[Date Prev][Date Next] [Chronological] [Thread] [Top]

Re: ssh, ldap, pam on Debian Potato

At 11:37 PM 9/18/99 +0200, Turbo Fredriksson wrote:
># The backend type, ldbm, is the default standard
>database	ldbm
># The base of your directory
>suffix		"o=DonFransUrbo, c=SE"

># By default, only read access is allowed
>defaultaccess	read
># The userPassword by default can by changed
># by the entry owning it if they are authenticated.
># Others should not be able to see it, except the
># admin entry above

No rootdn above.

>access to attribute=userPassword
>	by * none

This says that no one has access to userPassword.

>	by self write

This who clause is never reached as the above clause matches all.
You like should reorder the clauses.

>access to * by dn="uid=turbo, ou=People, o=DonFransUrbo, c=SE" write

The DN regex won't match anything due to extra spaces.  Hence,
this rule is same as if you wrote:

access to * by * read	(default access is read)
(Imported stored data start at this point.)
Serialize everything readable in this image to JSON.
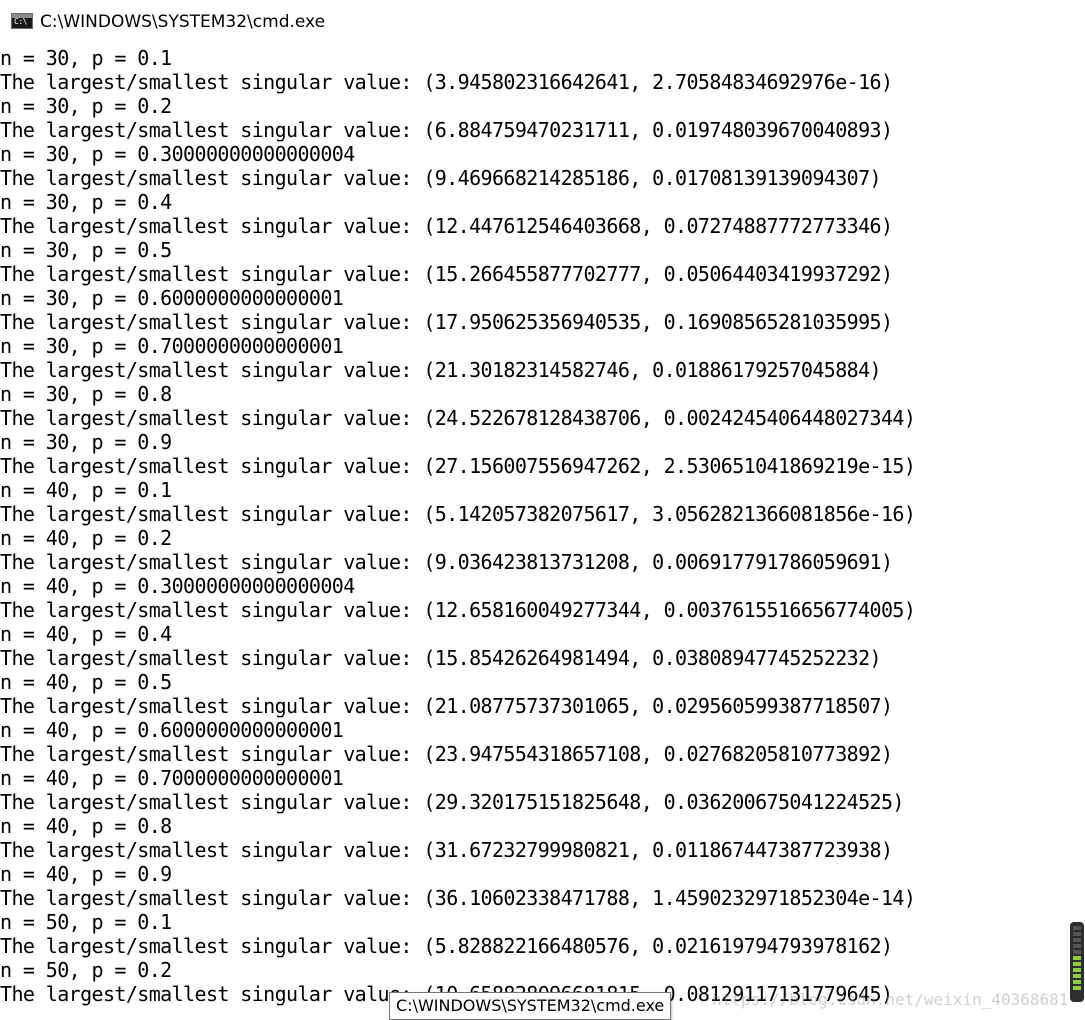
{
  "window": {
    "title": "C:\\WINDOWS\\SYSTEM32\\cmd.exe",
    "icon_label": "C:\\",
    "icon": "cmd-console-icon"
  },
  "console": {
    "lines": [
      "n = 30, p = 0.1",
      "The largest/smallest singular value: (3.945802316642641, 2.70584834692976e-16)",
      "n = 30, p = 0.2",
      "The largest/smallest singular value: (6.884759470231711, 0.019748039670040893)",
      "n = 30, p = 0.30000000000000004",
      "The largest/smallest singular value: (9.469668214285186, 0.01708139139094307)",
      "n = 30, p = 0.4",
      "The largest/smallest singular value: (12.447612546403668, 0.07274887772773346)",
      "n = 30, p = 0.5",
      "The largest/smallest singular value: (15.266455877702777, 0.05064403419937292)",
      "n = 30, p = 0.6000000000000001",
      "The largest/smallest singular value: (17.950625356940535, 0.16908565281035995)",
      "n = 30, p = 0.7000000000000001",
      "The largest/smallest singular value: (21.30182314582746, 0.01886179257045884)",
      "n = 30, p = 0.8",
      "The largest/smallest singular value: (24.522678128438706, 0.0024245406448027344)",
      "n = 30, p = 0.9",
      "The largest/smallest singular value: (27.156007556947262, 2.530651041869219e-15)",
      "n = 40, p = 0.1",
      "The largest/smallest singular value: (5.142057382075617, 3.0562821366081856e-16)",
      "n = 40, p = 0.2",
      "The largest/smallest singular value: (9.036423813731208, 0.006917791786059691)",
      "n = 40, p = 0.30000000000000004",
      "The largest/smallest singular value: (12.658160049277344, 0.0037615516656774005)",
      "n = 40, p = 0.4",
      "The largest/smallest singular value: (15.85426264981494, 0.03808947745252232)",
      "n = 40, p = 0.5",
      "The largest/smallest singular value: (21.08775737301065, 0.029560599387718507)",
      "n = 40, p = 0.6000000000000001",
      "The largest/smallest singular value: (23.947554318657108, 0.02768205810773892)",
      "n = 40, p = 0.7000000000000001",
      "The largest/smallest singular value: (29.320175151825648, 0.036200675041224525)",
      "n = 40, p = 0.8",
      "The largest/smallest singular value: (31.67232799980821, 0.011867447387723938)",
      "n = 40, p = 0.9",
      "The largest/smallest singular value: (36.10602338471788, 1.4590232971852304e-14)",
      "n = 50, p = 0.1",
      "The largest/smallest singular value: (5.828822166480576, 0.021619794793978162)",
      "n = 50, p = 0.2",
      "The largest/smallest singular value: (10.658828096681815, 0.08129117131779645)"
    ]
  },
  "taskbar_tooltip": {
    "text": "C:\\WINDOWS\\SYSTEM32\\cmd.exe"
  },
  "watermark": {
    "text": "https://blog.csdn.net/weixin_40368681"
  },
  "volume_widget": {
    "icon": "volume-level-icon",
    "segments_on": 6,
    "segments_total": 11,
    "on_color": "#8fcf3e"
  }
}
># The admin dn has full write access
>access to * by dn="cn=admin,ou=People,o=DonFransUrbo,c=SE" write

This rule is never reached as above rule matches *.  You need
to combine the directives:

access to *
	by dn="uid=turbo,ou=People,o=DonFransUrbo,c=SE" write
	by dn="cn=admin,ou=People,o=DonFransUrbo,c=SE" write

>What I don't like very much about the search, is that the userPassword
>can't be retrived:

Your access rules says "access attr=userPassword by * none".  The
server is doing exactly what you asked.

>What am I missing? I've been checking the listarchive (Thread: 'nss_ldap,
>pam_ldap woes') but it seems that I've progressed a little futher, the
>password isn't returned...

See the U-Mich guide and OpenLDAP software FAQ sections related
to access control directives.  You should also scan the archives
of this mailing list for numerous examples.

>        Sep 17 19:18:16 papadoc sshd[26031]: pam_ldap: ldap_simple_bind_s Invalid credentials

Note that slapd returns 'Invalid credentials' if no backend could
hold the target DN.  This is also noted in the FAQ.